Three runs and done at Smuggs. That was not due to the conditions or injury, but rather fatigue. Coming off twelve days in a row of work averaging 12 hours per day, I took Saturday off from skiing to recover despite the recent storm and epic reports from the notch. I assumed one day of doing nothing was enough for recovery, but it definitely was not.
I got right to work at Smuggs and delved into a line I suspected existed but had not yet discovered. Discovering new lines is always a treat, especially at areas that you have mostly mapped out. But you never want to be in discovery mode, especially at Smuggs, with anything less than your ‘A’ game. I hacked my way down the line looking rather amateurish. But I felt that the turns were not there so I decided not to force it.
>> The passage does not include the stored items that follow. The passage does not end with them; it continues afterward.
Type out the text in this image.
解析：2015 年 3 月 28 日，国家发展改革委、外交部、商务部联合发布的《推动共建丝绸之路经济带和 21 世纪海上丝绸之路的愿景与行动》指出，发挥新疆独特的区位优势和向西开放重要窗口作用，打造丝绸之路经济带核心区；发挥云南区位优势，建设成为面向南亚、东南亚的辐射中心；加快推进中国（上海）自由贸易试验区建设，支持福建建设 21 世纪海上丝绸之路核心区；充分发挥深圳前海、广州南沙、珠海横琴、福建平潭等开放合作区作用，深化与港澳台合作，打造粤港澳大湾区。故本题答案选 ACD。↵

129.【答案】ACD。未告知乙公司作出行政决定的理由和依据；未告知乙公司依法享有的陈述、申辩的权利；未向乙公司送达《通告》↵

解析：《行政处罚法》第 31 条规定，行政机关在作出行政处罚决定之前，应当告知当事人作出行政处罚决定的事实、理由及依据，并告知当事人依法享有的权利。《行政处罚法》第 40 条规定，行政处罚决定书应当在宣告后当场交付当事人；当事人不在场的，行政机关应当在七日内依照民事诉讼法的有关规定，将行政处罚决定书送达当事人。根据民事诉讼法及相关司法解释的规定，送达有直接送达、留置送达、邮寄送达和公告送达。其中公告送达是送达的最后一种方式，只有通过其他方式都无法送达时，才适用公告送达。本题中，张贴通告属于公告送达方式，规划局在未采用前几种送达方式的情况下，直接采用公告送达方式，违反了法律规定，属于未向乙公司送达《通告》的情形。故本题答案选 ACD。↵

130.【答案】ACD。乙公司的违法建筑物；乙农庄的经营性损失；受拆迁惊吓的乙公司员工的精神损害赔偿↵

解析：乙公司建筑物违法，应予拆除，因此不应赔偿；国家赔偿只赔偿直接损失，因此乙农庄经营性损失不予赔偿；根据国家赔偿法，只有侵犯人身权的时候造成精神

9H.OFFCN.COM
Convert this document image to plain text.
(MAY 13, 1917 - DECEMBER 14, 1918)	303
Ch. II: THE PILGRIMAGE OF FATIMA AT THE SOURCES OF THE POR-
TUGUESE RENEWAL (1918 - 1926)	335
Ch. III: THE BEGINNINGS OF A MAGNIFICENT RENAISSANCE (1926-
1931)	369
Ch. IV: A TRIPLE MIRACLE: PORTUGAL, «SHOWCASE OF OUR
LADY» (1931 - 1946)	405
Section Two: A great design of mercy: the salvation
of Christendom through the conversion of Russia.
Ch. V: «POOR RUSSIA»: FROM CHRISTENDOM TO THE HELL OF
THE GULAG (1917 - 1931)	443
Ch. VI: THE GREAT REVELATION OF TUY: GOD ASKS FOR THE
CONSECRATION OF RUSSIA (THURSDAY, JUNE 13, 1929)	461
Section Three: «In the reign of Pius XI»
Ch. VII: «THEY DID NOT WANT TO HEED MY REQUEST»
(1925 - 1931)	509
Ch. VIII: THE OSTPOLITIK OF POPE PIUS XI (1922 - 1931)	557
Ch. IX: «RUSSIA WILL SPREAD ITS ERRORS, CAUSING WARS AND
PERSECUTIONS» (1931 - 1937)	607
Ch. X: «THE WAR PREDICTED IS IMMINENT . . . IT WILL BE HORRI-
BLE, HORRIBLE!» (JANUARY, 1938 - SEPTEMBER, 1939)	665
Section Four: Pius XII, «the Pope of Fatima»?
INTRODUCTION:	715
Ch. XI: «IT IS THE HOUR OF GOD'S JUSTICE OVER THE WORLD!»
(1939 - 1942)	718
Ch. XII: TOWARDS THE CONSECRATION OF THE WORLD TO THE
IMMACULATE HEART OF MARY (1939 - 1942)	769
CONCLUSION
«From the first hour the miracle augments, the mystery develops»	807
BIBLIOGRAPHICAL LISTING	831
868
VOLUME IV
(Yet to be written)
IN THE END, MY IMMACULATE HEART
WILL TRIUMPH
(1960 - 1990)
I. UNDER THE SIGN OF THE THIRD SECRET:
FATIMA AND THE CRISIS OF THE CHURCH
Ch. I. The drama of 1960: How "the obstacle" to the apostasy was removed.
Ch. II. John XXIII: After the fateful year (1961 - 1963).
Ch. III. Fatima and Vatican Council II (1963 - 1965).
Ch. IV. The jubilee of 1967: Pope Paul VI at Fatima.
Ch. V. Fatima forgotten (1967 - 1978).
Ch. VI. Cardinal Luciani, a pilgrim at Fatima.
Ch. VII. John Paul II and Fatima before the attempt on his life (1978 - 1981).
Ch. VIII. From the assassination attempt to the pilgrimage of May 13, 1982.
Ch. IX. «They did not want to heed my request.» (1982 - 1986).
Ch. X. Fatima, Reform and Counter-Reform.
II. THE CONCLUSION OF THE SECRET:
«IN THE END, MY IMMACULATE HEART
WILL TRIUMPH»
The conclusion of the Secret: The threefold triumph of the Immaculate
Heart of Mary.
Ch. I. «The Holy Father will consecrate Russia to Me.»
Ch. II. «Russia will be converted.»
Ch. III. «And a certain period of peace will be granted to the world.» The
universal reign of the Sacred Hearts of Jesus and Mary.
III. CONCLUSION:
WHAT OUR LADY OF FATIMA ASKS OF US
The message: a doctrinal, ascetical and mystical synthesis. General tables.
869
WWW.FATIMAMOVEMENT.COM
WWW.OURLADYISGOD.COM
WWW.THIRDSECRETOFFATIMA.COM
Given my lack of energy, I opted for something a bit more mellow for my next run. I found some boot deep untracked despite skiing two days after the storm. This was a very well known woods area but the line goes against the fall line and requires counter intuitive thinking. Always a late-day-go-to but two days after the storm during a weekend is exceptional. It was only a half dozen untracked turns but far more than I expected.
Conditions in general were wicked firm and fast on the groomers despite the recent storm. The groomers had massive wind buff and felt like skiing an early season WROD. So suffice it to say, I stuck to the trees as is my wont.
Despite my fatigue, I couldn’t resist skiing off the backside of Sterling into the Notch. My line choice was suspect given my condition, but I couldn’t resist dropping into a creek bed that I haven’t skied in a few years. The snow was phenomenal and my turns were acceptable if forced. But by the time I got down to 108, I knew I was spent.
It is never good to spend more time driving round trip than skiing. But it is best to call it a day when your turns get sloppy and your energy is lacking. It was a disappointing end to two exceedingly long and difficult weeks. But the worst of my work is done for the winter and I have two weeks of use it or lose it vacation to burn. The season is just getting started as far as I am concerned.